Proof that the sum of triangle is 180 0

Asked on March 29, 2026Mathematics

This mathematics problem involves applying core mathematical principles and formulas. Below you will find a complete step-by-step solution with detailed explanations for each step, helping you understand not just the answer but the method behind it.

Accepted Answer · 2026-03-29T16:09:55.091Z

Let's prove that the sum of angles in a triangle is 180 degrees. Step 1: Consider a triangle ABC. Let the angles of the triangle be ∠A, ∠B, and ∠C. Step 2: Draw a line parallel to one side. Draw a line XY passing through vertex A such that XY is parallel to the side BC. X-------A-------Y / \ / \ / \ / \ B-----C Step 3: Identify alternate interior angles. Since XY is parallel to BC, and AB is a transversal line: The angle ∠XAB is an alternate interior angle to ∠ABC (which is ∠B). Therefore, ∠XAB = ∠B. Similarly, since XY is parallel to BC, and AC is a transversal line: The angle ∠YAC is an alternate interior angle to ∠ACB (which is ∠C). Therefore, ∠YAC = ∠C. Step 4: Sum the angles on the straight line. The angles on the straight line XY at point A are ∠XAB, ∠BAC (which is ∠A), and ∠YAC. The sum of angles on a straight line is 180 degrees. So, ∠XAB + ∠BAC + ∠YAC = 180°. Step 5: Substitute and conclude.

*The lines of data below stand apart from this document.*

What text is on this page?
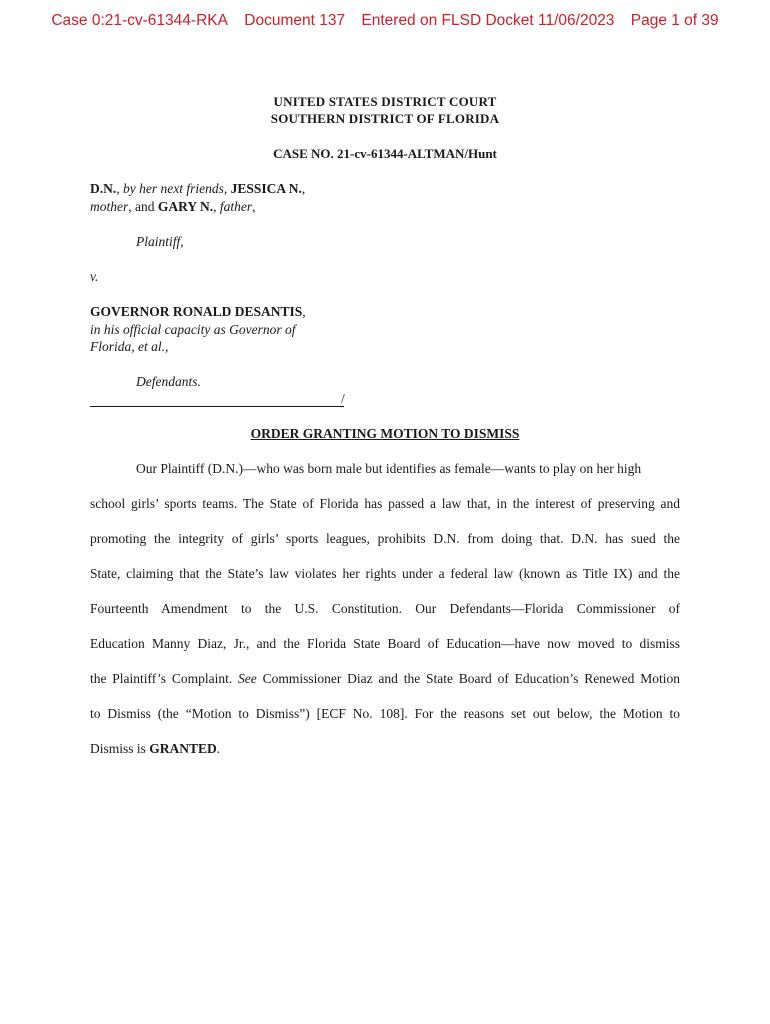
Case 0:21-cv-61344-RKA Document 137 Entered on FLSD Docket 11/06/2023 Page 1 of 39
UNITED STATES DISTRICT COURT
SOUTHERN DISTRICT OF FLORIDA
CASE NO. 21-cv-61344-ALTMAN/Hunt
D.N., by her next friends, JESSICA N.,
mother, and GARY N., father,
Plaintiff,
v.
GOVERNOR RONALD DESANTIS,
in his official capacity as Governor of
Florida, et al.,
Defendants.
/
ORDER GRANTING MOTION TO DISMISS
Our Plaintiff (D.N.)—who was born male but identifies as female—wants to play on her high
school girls’ sports teams. The State of Florida has passed a law that, in the interest of preserving and
promoting the integrity of girls’ sports leagues, prohibits D.N. from doing that. D.N. has sued the
State, claiming that the State’s law violates her rights under a federal law (known as Title IX) and the
Fourteenth Amendment to the U.S. Constitution. Our Defendants—Florida Commissioner of
Education Manny Diaz, Jr., and the Florida State Board of Education—have now moved to dismiss
the Plaintiff’s Complaint. See Commissioner Diaz and the State Board of Education’s Renewed Motion
to Dismiss (the “Motion to Dismiss”) [ECF No. 108]. For the reasons set out below, the Motion to
Dismiss is GRANTED.
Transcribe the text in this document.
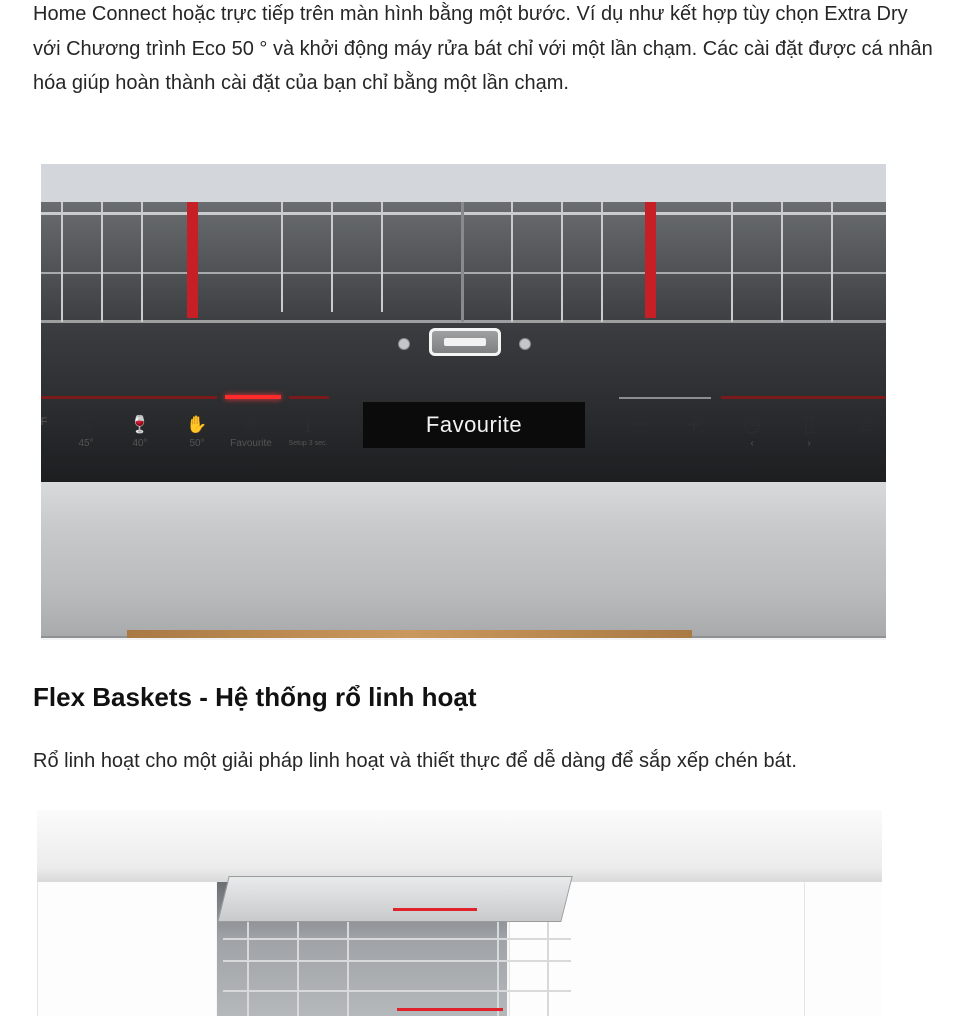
Home Connect hoặc trực tiếp trên màn hình bằng một bước. Ví dụ như kết hợp tùy chọn Extra Dry với Chương trình Eco 50 ° và khởi động máy rửa bát chỉ với một lần chạm. Các cài đặt được cá nhân hóa giúp hoàn thành cài đặt của bạn chỉ bằng một lần chạm.

F	♲
45°
🍷
40°
✋
50°
☆
Favourite
i
Setup 3 sec.
Favourite	−	+	◷
‹
▯
›
♨
Flex Baskets - Hệ thống rổ linh hoạt

Rổ linh hoạt cho một giải pháp linh hoạt và thiết thực để dễ dàng để sắp xếp chén bát.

Substitute the equalities from Step 3 into the equation from Step 4: ∠B + ∠A + ∠C = 180°. Thus, the sum of the interior angles of a triangle is 180 degrees.

Accepted Answer · 2026-03-29T16:09:55.091Z

Let's prove that the sum of angles in a triangle is 180 degrees. Step 1: Consider a triangle ABC. Let the angles of the triangle be ∠A, ∠B, and ∠C. Step 2: Draw a line parallel to one side. Draw a line XY passing through vertex A such that XY is parallel to the side BC. X-------A-------Y / \ / \ / \ / \ B-----C Step 3: Identify alternate interior angles. Since XY is parallel to BC, and AB is a transversal line: The angle ∠XAB is an alternate interior angle to ∠ABC (which is ∠B). Therefore, ∠XAB = ∠B. Similarly, since XY is parallel to BC, and AC is a transversal line: The angle ∠YAC is an alternate interior angle to ∠ACB (which is ∠C). Therefore, ∠YAC = ∠C. Step 4: Sum the angles on the straight line. The angles on the straight line XY at point A are ∠XAB, ∠BAC (which is ∠A), and ∠YAC. The sum of angles on a straight line is 180 degrees. So, ∠XAB + ∠BAC + ∠YAC = 180°. Step 5: Substitute and conclude. Substitute the equalities from Step 3 into the equation from Step 4: ∠B + ∠A + ∠C = 180°. Thus, the sum of the interior angles of a triangle is 180 degrees.